Accessing Data : Joining data sets
 
Joining data sets
The capability to join data sets is a useful and easy way to combine data from two data sources. For example, you can combine data from two XML files, or combine data from a text file with data from a database table. Before joining data sets, you must create the individual data sets. For example, to combine data from an XML file with data from a text file, you must first create the XML data set and the text file data set.
Joining data sets is similar to joining tables in a database, described earlier in “Combining data from multiple tables,” but with the following two limitations:
*You can join only two data sets. In a database, you can join more than two tables.

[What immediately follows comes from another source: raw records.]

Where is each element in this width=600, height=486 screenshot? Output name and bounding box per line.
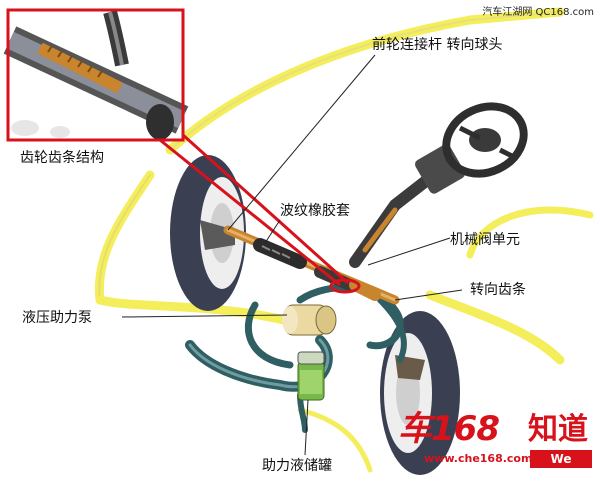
inset-callout-lines (159, 133, 350, 287)
label-steering-rack: 转向齿条 (470, 282, 526, 298)
car-body-outline (94, 7, 594, 473)
inset-frame (6, 8, 185, 142)
label-bellows-boot: 波纹橡胶套 (280, 203, 350, 219)
watermark-text: 汽车江湖网 QC168.com (482, 7, 594, 18)
leader-lines (121, 54, 463, 456)
brand-badge: We Know (530, 450, 592, 484)
brand-url: www.che168.com (424, 452, 533, 465)
pump-icon (282, 304, 337, 336)
brand-logo-cn: 知道 (528, 412, 588, 447)
right-front-wheel-icon (380, 311, 460, 475)
gear-rack-inset (3, 10, 189, 140)
rack-highlight (329, 278, 361, 294)
brand-logo: 车168 (398, 409, 500, 449)
steering-wheel-icon (442, 102, 528, 178)
label-fluid-reservoir: 助力液储罐 (262, 458, 332, 474)
label-gear-rack-structure: 齿轮齿条结构 (20, 150, 104, 166)
label-hydraulic-pump: 液压助力泵 (22, 310, 92, 326)
steering-rack-bar (223, 225, 400, 305)
label-front-wheel-link: 前轮连接杆 转向球头 (372, 37, 503, 53)
reservoir-icon (297, 351, 325, 401)
label-mechanical-valve: 机械阀单元 (450, 232, 520, 248)
hydraulic-hoses (185, 284, 407, 433)
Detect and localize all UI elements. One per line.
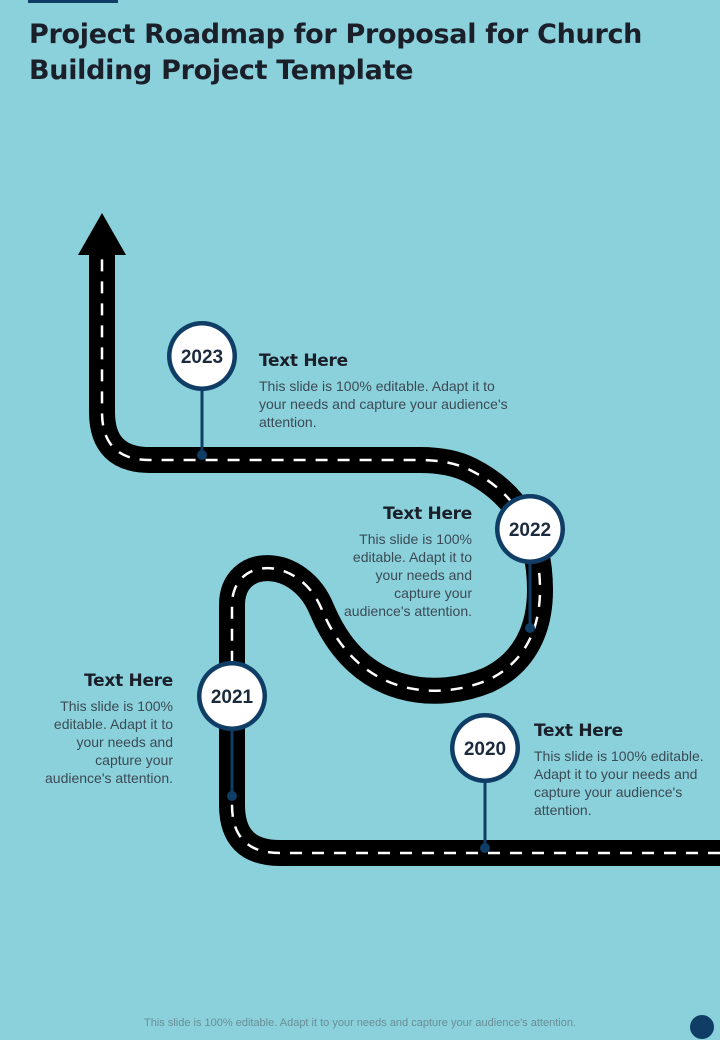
year-label-2020: 2020 [464, 739, 506, 760]
footer-note: This slide is 100% editable. Adapt it to… [144, 1017, 576, 1029]
milestone-pin-2022: 2022 [495, 494, 565, 633]
milestone-pin-2021: 2021 [197, 661, 267, 801]
milestone-text-2021: Text Here This slide is 100% editable. A… [30, 670, 173, 787]
milestone-description: This slide is 100% editable. Adapt it to… [534, 748, 704, 818]
road-lane-markings [100, 255, 720, 855]
milestone-heading: Text Here [84, 671, 173, 691]
milestone-text-2023: Text Here This slide is 100% editable. A… [259, 350, 519, 431]
corner-dot-icon [690, 1015, 714, 1039]
milestone-text-2022: Text Here This slide is 100% editable. A… [332, 503, 472, 620]
year-label-2023: 2023 [181, 347, 223, 368]
milestone-pin-2020: 2020 [450, 713, 520, 853]
top-accent-bar [28, 0, 118, 3]
page-title: Project Roadmap for Proposal for Church … [29, 19, 643, 86]
milestone-description: This slide is 100% editable. Adapt it to… [344, 531, 472, 619]
milestone-description: This slide is 100% editable. Adapt it to… [259, 378, 508, 430]
milestone-pin-2023: 2023 [167, 321, 237, 460]
road-arrow-icon [78, 213, 126, 255]
milestone-description: This slide is 100% editable. Adapt it to… [45, 698, 173, 786]
year-label-2022: 2022 [509, 520, 551, 541]
milestone-heading: Text Here [534, 721, 623, 741]
milestone-heading: Text Here [383, 504, 472, 524]
milestone-heading: Text Here [259, 351, 348, 371]
milestone-text-2020: Text Here This slide is 100% editable. A… [534, 720, 704, 819]
year-label-2021: 2021 [211, 687, 254, 708]
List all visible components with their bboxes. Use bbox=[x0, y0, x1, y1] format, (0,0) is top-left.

*You can create only four types of joins: inner, left outer, right outer, and full outer.
The four types of joins you can use to join data sets yield the same results as the similarly-named database joins. The following list summarizes the function of each join type:
*Inner join returns rows from both data sets where the key values match.

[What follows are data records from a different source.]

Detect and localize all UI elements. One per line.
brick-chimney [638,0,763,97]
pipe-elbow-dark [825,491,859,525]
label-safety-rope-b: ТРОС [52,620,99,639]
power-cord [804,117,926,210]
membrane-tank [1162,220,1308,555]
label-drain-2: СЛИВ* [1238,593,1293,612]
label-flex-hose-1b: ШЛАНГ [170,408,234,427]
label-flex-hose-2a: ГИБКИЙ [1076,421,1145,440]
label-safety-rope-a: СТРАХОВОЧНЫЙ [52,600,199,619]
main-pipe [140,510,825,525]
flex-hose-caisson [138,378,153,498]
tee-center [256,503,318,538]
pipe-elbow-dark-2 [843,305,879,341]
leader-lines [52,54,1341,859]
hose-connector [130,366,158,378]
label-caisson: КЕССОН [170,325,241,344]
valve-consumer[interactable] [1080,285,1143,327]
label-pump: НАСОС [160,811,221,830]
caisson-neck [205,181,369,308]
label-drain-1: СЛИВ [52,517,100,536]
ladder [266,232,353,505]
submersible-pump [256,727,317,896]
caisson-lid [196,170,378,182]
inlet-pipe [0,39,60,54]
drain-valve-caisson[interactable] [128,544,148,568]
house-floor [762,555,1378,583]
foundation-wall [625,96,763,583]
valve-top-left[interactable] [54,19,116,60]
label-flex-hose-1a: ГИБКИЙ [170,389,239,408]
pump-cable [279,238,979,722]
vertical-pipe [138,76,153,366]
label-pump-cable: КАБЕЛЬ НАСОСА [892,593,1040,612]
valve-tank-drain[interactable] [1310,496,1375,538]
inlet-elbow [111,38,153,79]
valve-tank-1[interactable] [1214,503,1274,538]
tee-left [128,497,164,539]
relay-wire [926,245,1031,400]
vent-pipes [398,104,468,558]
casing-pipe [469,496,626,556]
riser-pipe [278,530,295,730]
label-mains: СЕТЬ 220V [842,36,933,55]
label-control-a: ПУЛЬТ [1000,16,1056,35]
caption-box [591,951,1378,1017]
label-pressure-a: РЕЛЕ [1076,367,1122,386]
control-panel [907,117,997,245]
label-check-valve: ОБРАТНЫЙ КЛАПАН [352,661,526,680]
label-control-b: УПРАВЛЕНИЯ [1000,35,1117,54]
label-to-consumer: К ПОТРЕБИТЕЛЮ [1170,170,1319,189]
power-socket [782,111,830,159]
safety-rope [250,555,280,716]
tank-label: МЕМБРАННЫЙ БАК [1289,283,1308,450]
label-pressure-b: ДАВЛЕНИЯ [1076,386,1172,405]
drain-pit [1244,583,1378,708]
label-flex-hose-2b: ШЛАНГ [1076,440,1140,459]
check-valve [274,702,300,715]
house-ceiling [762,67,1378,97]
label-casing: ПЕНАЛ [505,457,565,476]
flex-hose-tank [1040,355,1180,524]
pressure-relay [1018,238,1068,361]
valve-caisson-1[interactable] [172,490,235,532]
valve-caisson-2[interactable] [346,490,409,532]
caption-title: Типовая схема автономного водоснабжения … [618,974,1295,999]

*Left outer join returns all rows from the first data set, even if there are no matches in the second data set.
*Right outer join returns all rows from the second data set, even if there are no matches in the first data set.
*Full outer join returns all rows from both data sets, even if there are no matches in either data set.
Like the database joins, you must specify a column on which to join the two data sets. Joining two data sets creates a BIRT object called a joint data set. Just as you can with a regular data set, you can add computed columns and filters to a joint data set, and preview the results it returns. Once you understand the concepts of joining data sets, you can be creative about combining data from more than two sources, assuming that the data from the various sources relate in some way.
Although each joint data set can join only two data sets, you can use a joint data set as one or both of those data sets. For example, you can create joint data set A and joint data set B, then join both of them. Doing so, in effect, combines data from four data sets. Figure 4‑84 illustrates this concept.
As Figure 4‑84 also shows, each data set can return data from different types of sources. You could also use joint data sets to join multiple tables in a single database. For performance reasons, however, this technique is not recommended. Where possible, you should always join multiple tables through the SQL SELECT statement, as described earlier in this chapter.
You should create joint data sets only to:
*Combine data from disparate data sources.
*Combine data from non-relational data sources, such as XML or text files.